According to the Israeli and Lebanese reports, Israel presented a proposal similar to the previous hostage agreement, with a limited humanitarian pause, during which increased humanitarian aid would be distributed, and the same exchange of 3 Palestinian prisoners for every Israeli hostage. 

However, Kan 11 News reported that a new deal was suggested by the Mossad and Shin Bet, but was dismissed by Netanyahu, who instructed to group “only to listen.” 

Reports from US news sites indicate that the Biden administration hopes to turn the long humanitarian pause into a final ceasefire, which Israel is unwilling to accept. 

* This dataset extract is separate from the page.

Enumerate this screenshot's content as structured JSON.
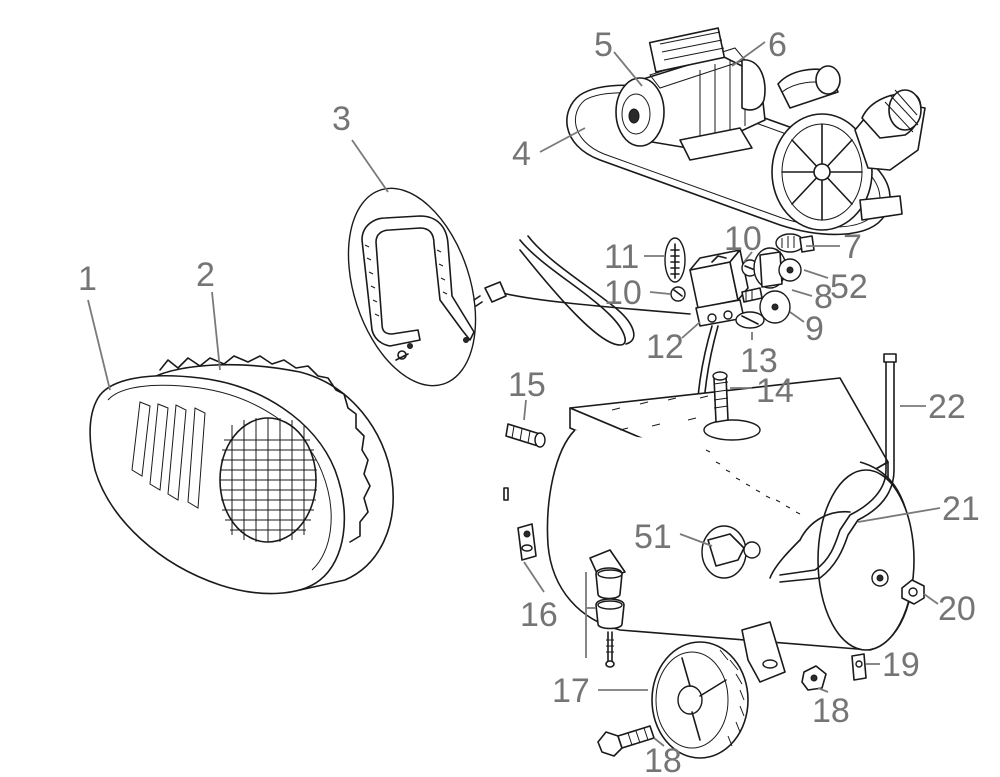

Hamas has demanded an immediate, permanent ceasefire, the withdrawal of Israeli troops from the entire Gaza Strip, and the release of around 1,500 Palestinian prisoners in exchange for the 132 remaining Israeli hostages, about 30 of whom are presumed dead. 

According to several reports, including Axios, the ratio of prisoners to hostages is a significant part of the disagreement between Israel and Hamas. 

A US official familiar with the talks said, “The talks were good, but there is no breakthrough yet.” 

He also said that a significant disagreement is “the ratio of the number of prisoners to be released for each abductee is a problematic issue that prevents progress.” 

Meanwhile, Netanyahu appears to believe that continued military pressure on the ground in Khan Younis, and the threat of an incursion into Rafah will produce results in the hostage talks. 

According to a report in the New York Times, low-level talks will continue for another three days, as Qatari and Egyptian mediators investigate whether Hamas is willing to soften its demands.